Anthropic, the U.S.-based startup behind the Claude family of large language models, is in preliminary discussions to raise a new funding round at an implied valuation exceeding $150 billion, more than doubling its existing $61.5 billion valuation from March 2025
Funding Targets and Pipeline
Reports indicate that Anthropic aims to secure between $3 billion and $5 billion in fresh capital. If successful, the round would revalue FTX’s former 8% stake—from approximately $1.3 billion to over $12 billion
Investment interest is reportedly strong from Middle Eastern sovereign-capital vehicles, particularly Abu Dhabi’s AI fund MGX—marking a shift from previous reluctance due to ethical concerns voiced by CEO Dario Amodei
Strategic Drivers
Anthropic’s valuation surge reflects rapid commercial growth: its annualized recurring revenue rose from $1 billion to over $4 billion in 2025, led by enterprise subscriptions powering tasks such as AI coding assistance and business automation Financial Times.

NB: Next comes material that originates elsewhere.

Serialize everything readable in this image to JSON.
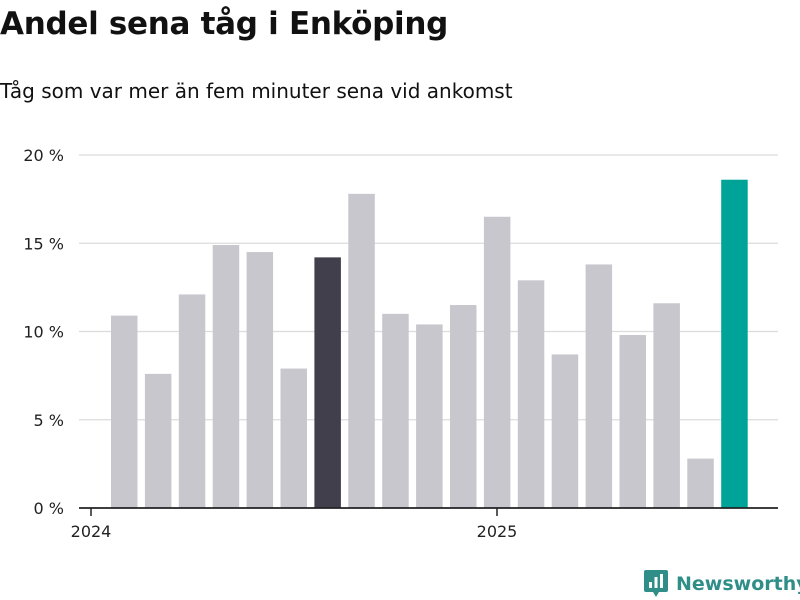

Despite its revenue jump, the company remains unprofitable, grappling with high infrastructure and talent costs in the fierce race against competitors like OpenAI, xAI, and Google
Industry Significance
If finalized, this funding round would firmly place Anthropic among the most highly valued private AI firms globally. It would deepen its lead in developing safe, alignment-focused AI while fueling international expansion, compute capacity scaling, and hiring of top researchers
The round builds on a $3.5 billion Series E led by Lightspeed Venture Partners in March 2025, which established its then $61.5 billion valuation
Challenges and Ethical Considerations
Anthropic has historically avoided direct funding from Gulf sovereign entities over ethical concerns. Dario Amodei allegedly warned that “no bad person should ever benefit from our success,” though internal messages suggest limits on strict funding exclusions amid capital pressures
Moreover, industry analysts note that such high valuations raise questions about future profitability, governance, and valuation sustainability in a competitive and increasingly regulated AI landscape.
Key Facts at a Glance
Aspect | Details |
---|---|
Current Valuation | $61.5 billion (post-Series E, March 2025) |
Target Valuation | Over $150 billion |
Funding Sought | $3 billion to $5 billion |
Major Investors Interested | MGX / Abu Dhabi sovereign capital |
Revenue Growth | From $1 billion to over $4 billion (2025 annualized) |
Core Business Model | Enterprise AI subscriptions and Claude LLM deployment |
Main Challenges | Cash burn, profitability, ethical funding choices, investor perception |
Why It Matters
Anthropic’s push toward a $150 billion valuation reflects investor confidence in its AI capabilities, especially in safety, governance, and enterprise use cases. By tapping new funding sources amid intense competition, Anthropic seeks to solidify its position as a global leader in responsible AI.
The new round also underscores the growing influence of sovereign and non-traditional capital in shaping the future of AI companies—raising new governance dilemmas and public scrutiny.
Bottom Line
Anthropic is poised for a major leap, targeting a valuation above $150 billion through a potential $3–5 billion funding round. If executed, this move would reaffirm its role as a top-tier AI venture while highlighting the geopolitical and financial complexities at play.